Il partito guidato da Giuseppe Conte ha avanzato un subemendamento con l’obiettivo di rendere ancora più severa la norma. La proposta prevede che i parlamentari, durante il loro mandato e per l’anno successivo alla cessazione dello stesso, non possano ricevere “contributi, prestazioni, controprestazioni o altre utilità erogati, direttamente o indirettamente, da governi o da enti pubblici di Stati esteri o da persone fisiche o giuridiche aventi sede in uno Stato estero non assoggettati a obblighi fiscali in Italia, anche mediante interposizione di persona o di società o enti”.

In aggiunta, il subemendamento dei pentastellati punta a eliminare la deroga introdotta dall’articolo 111 della Finanziaria, che consente autorizzazioni speciali concesse dalle giunte di Camera e Senato per accettare incarichi esterni. Questa misura rappresenterebbe una stretta definitiva contro qualsiasi interpretazione flessibile del divieto.

Di segno opposto l’iniziativa di Forza Italia, che ha presentato un subemendamento per alleggerire il divieto. La proposta prevede che gli incarichi esteri possano essere autorizzati dagli organi competenti entro 30 giorni dall’entrata in vigore della legge. La misura non riguarderebbe solo parlamentari, ma anche membri del governo, presidenti di regione ed eurodeputati.
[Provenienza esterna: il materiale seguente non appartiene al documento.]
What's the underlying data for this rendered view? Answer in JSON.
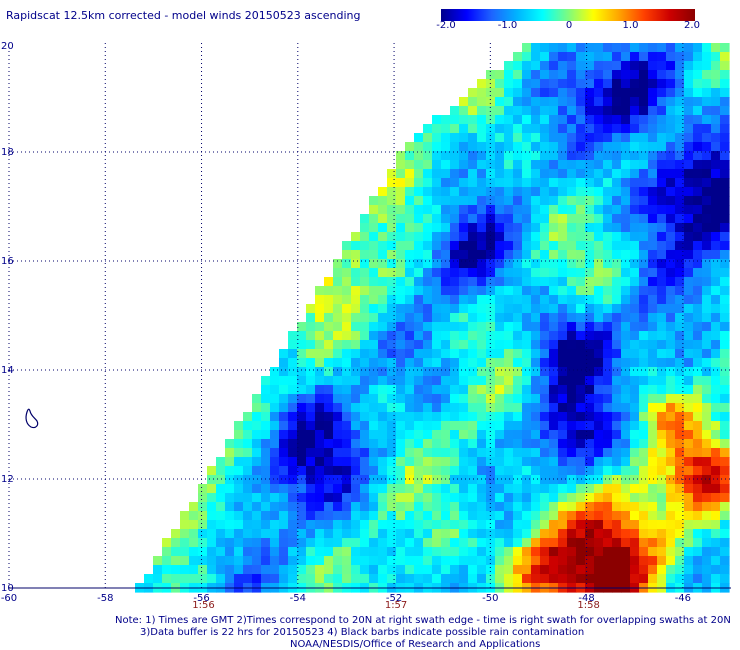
{
  "title": "Rapidscat 12.5km corrected - model winds 20150523 ascending",
  "colorbar": {
    "ticks": [
      "-2.0",
      "-1.0",
      "0",
      "1.0",
      "2.0"
    ],
    "min": -2.0,
    "max": 2.0,
    "colors": [
      "#00008b",
      "#0000ff",
      "#1e64ff",
      "#00b4ff",
      "#00ffff",
      "#7cfc80",
      "#ffff00",
      "#ffa500",
      "#ff4000",
      "#cd0000",
      "#8b0000"
    ]
  },
  "map": {
    "lon_range": [
      -60,
      -45
    ],
    "lat_range": [
      10,
      20
    ],
    "lon_labels": [
      "-60",
      "-58",
      "-56",
      "-54",
      "-52",
      "-50",
      "-48",
      "-46"
    ],
    "lat_labels": [
      "10",
      "12",
      "14",
      "16",
      "18",
      "20"
    ],
    "time_labels": [
      {
        "text": "1:56",
        "lon": -56
      },
      {
        "text": "1:57",
        "lon": -52
      },
      {
        "text": "1:58",
        "lon": -48
      }
    ],
    "island_name_icon": "island-outline",
    "swath_polygon": [
      {
        "lon": -57.3,
        "lat": 10
      },
      {
        "lon": -45,
        "lat": 10
      },
      {
        "lon": -45,
        "lat": 20
      },
      {
        "lon": -49.2,
        "lat": 20
      },
      {
        "lon": -51.7,
        "lat": 18.2
      }
    ]
  },
  "notes": {
    "line1": "Note: 1) Times are GMT 2)Times correspond to 20N at right swath edge - time is right swath for overlapping swaths at 20N",
    "line2": "3)Data buffer is 22 hrs for 20150523 4) Black barbs indicate possible rain contamination",
    "line3": "NOAA/NESDIS/Office of Research and Applications"
  }
}
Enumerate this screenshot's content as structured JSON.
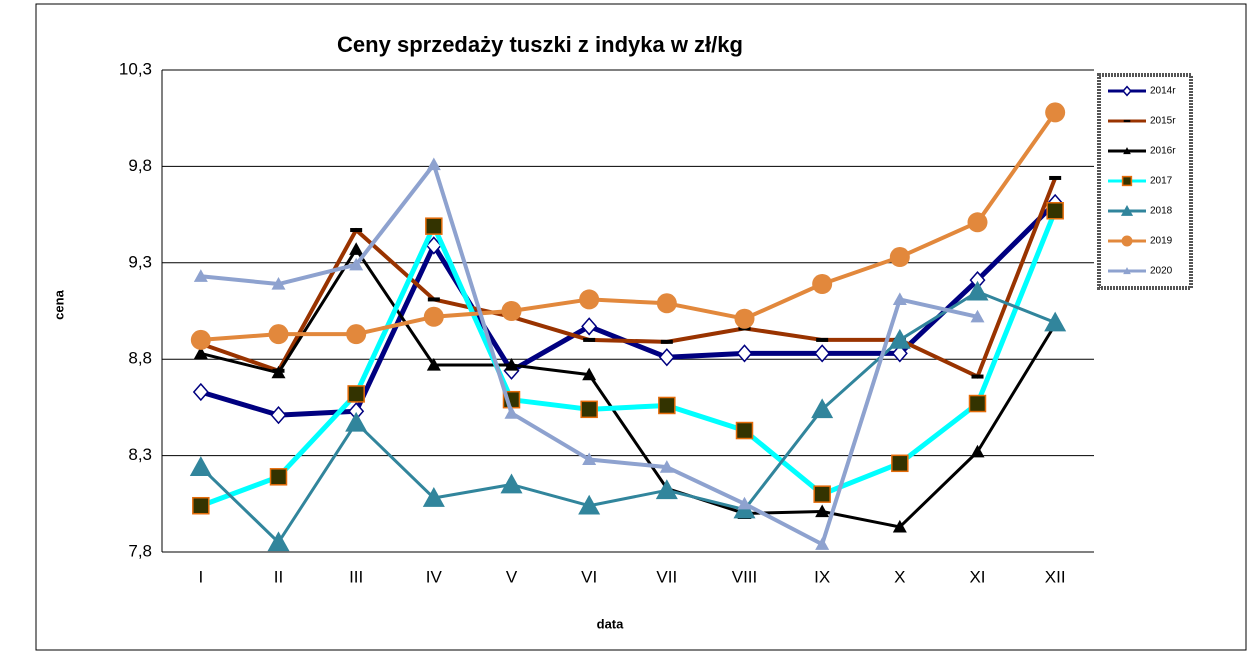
{
  "chart_data": {
    "type": "line",
    "title": "Ceny sprzedaży tuszki z indyka w zł/kg",
    "x_label": "data",
    "y_label": "cena",
    "categories": [
      "I",
      "II",
      "III",
      "IV",
      "V",
      "VI",
      "VII",
      "VIII",
      "IX",
      "X",
      "XI",
      "XII"
    ],
    "ylim": [
      7.8,
      10.3
    ],
    "yticks": [
      {
        "value": 7.8,
        "label": "7,8"
      },
      {
        "value": 8.3,
        "label": "8,3"
      },
      {
        "value": 8.8,
        "label": "8,8"
      },
      {
        "value": 9.3,
        "label": "9,3"
      },
      {
        "value": 9.8,
        "label": "9,8"
      },
      {
        "value": 10.3,
        "label": "10,3"
      }
    ],
    "grid": true,
    "legend": "right",
    "series": [
      {
        "name": "2014r",
        "color": "#000080",
        "width": 5,
        "marker": "diamond-open",
        "values": [
          8.63,
          8.51,
          8.53,
          9.39,
          8.74,
          8.97,
          8.81,
          8.83,
          8.83,
          8.83,
          9.21,
          9.61
        ]
      },
      {
        "name": "2015r",
        "color": "#993300",
        "width": 4,
        "marker": "dash",
        "values": [
          8.88,
          8.74,
          9.47,
          9.11,
          9.02,
          8.9,
          8.89,
          8.96,
          8.9,
          8.9,
          8.71,
          9.74
        ]
      },
      {
        "name": "2016r",
        "color": "#000000",
        "width": 3,
        "marker": "triangle",
        "values": [
          8.83,
          8.73,
          9.37,
          8.77,
          8.77,
          8.72,
          8.13,
          8.0,
          8.01,
          7.93,
          8.32,
          8.98
        ]
      },
      {
        "name": "2017",
        "color": "#00ffff",
        "width": 5,
        "marker": "square",
        "values": [
          8.04,
          8.19,
          8.62,
          9.49,
          8.59,
          8.54,
          8.56,
          8.43,
          8.1,
          8.26,
          8.57,
          9.57
        ]
      },
      {
        "name": "2018",
        "color": "#31859c",
        "width": 3,
        "marker": "triangle-big",
        "values": [
          8.24,
          7.85,
          8.47,
          8.08,
          8.15,
          8.04,
          8.12,
          8.02,
          8.54,
          8.9,
          9.15,
          8.99
        ]
      },
      {
        "name": "2019",
        "color": "#e2883c",
        "width": 4,
        "marker": "circle",
        "values": [
          8.9,
          8.93,
          8.93,
          9.02,
          9.05,
          9.11,
          9.09,
          9.01,
          9.19,
          9.33,
          9.51,
          10.08
        ]
      },
      {
        "name": "2020",
        "color": "#8ea2cf",
        "width": 4,
        "marker": "triangle",
        "values": [
          9.23,
          9.19,
          9.29,
          9.81,
          8.52,
          8.28,
          8.24,
          8.05,
          7.84,
          9.11,
          9.02,
          null
        ]
      }
    ]
  }
}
Secondo alcuni osservatori, questa mossa potrebbe giovare anche a Matteo Renzi e ad altri politici con incarichi extraistituzionali. Tuttavia, Antonio Tajani, leader di Forza Italia, ha precisato che il provvedimento non è nato per favorire specificamente qualcuno: “Il divieto non è farina del nostro sacco”.

Le parole di Tajani non hanno placato le polemiche. Alcuni esponenti della maggioranza hanno suggerito che la proposta di Forza Italia sembri quasi un “messaggio in bottiglia”, riferendosi alla possibilità di dichiarare incarichi in corso, aprendo uno scenario interpretativo controverso.
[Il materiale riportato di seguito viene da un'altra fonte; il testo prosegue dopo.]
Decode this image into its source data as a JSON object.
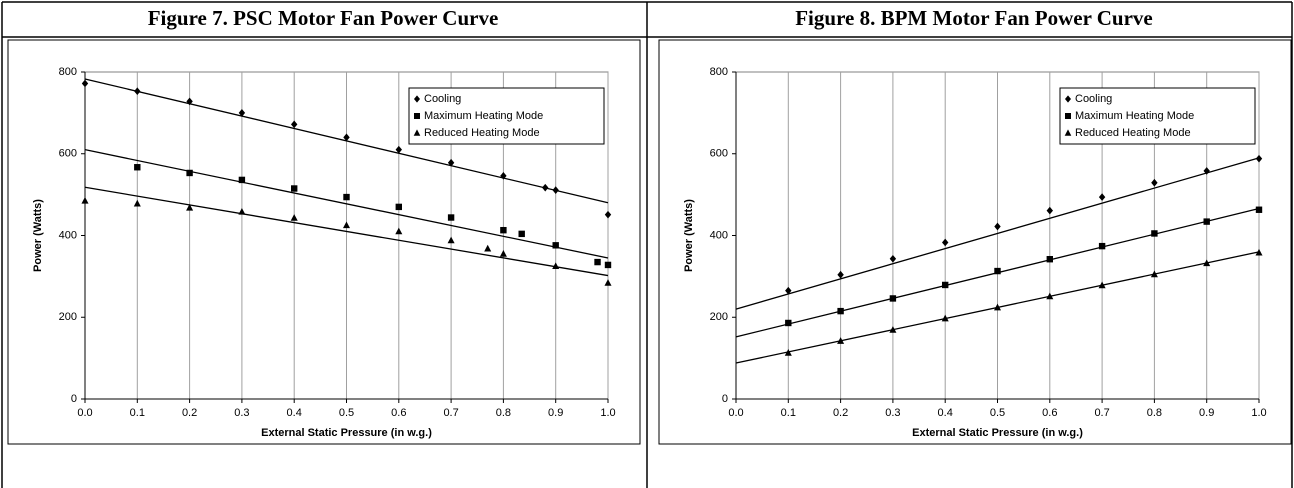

Il deputato Roberto Pella, firmatario del subemendamento, ha cercato di chiarire la questione: “Si dovrebbe applicare solo agli incarichi futuri”, ha spiegato dopo aver consultato l’ufficio legislativo di Forza Italia.

A complicare ulteriormente il quadro, è arrivato un nuovo subemendamento presentato da Giovanni Cannata di Fratelli d’Italia. La proposta stabilisce che l’autorizzazione agli incarichi esterni sia concessa soltanto se il compenso percepito non supera i 100 mila euro all’anno. Questa misura rappresenta un compromesso tra il divieto assoluto e la possibilità di accettare incarichi senza limiti.

Nel dibattito acceso si inserisce anche il Partito Democratico, che ha annunciato la propria contrarietà all’articolo 111 così come formulato attualmente. Il provvedimento, infatti, contiene anche l’aumento degli stipendi per ministri e sottosegretari, una misura che il Pd ritiene inopportuna in questa fase economica.

Al centro della contesa rimane Matteo Renzi, leader di Italia Viva, il quale ha minimizzato l’impatto della norma: “Non ho paura delle loro leggi, non riusciranno a fermarmi”, ha affermato con sicurezza prima dell’inizio della seduta notturna sulla manovra.

Renzi, che negli ultimi anni ha mantenuto un profilo internazionale con incarichi esteri di rilievo, potrebbe essere uno dei principali interessati dalle nuove disposizioni. Tuttavia, il leader di Italia Viva ha scelto di mantenere un atteggiamento distaccato, sottolineando come la legge sia pensata per danneggiarlo ma che non avrà successo.

Lo scontro sulla cosiddetta norma anti-Renzi mette in luce profonde divisioni all’interno della maggioranza di governo e tra le forze di opposizione. Il Movimento 5 Stelle insiste sulla necessità di una politica più rigorosa e trasparente, mentre Forza Italia e Fratelli d’Italia cercano soluzioni più flessibili che possano tenere conto delle diverse situazioni dei parlamentari.

Il dibattito sulla manovra finanziaria, dunque, si fa sempre più acceso, con accuse incrociate e strategie di posizionamento che vanno oltre il merito del provvedimento. L’approvazione finale della legge e degli emendamenti collegati potrebbe avere ripercussioni significative non solo per i singoli parlamentari, ma anche per gli equilibri politici futuri.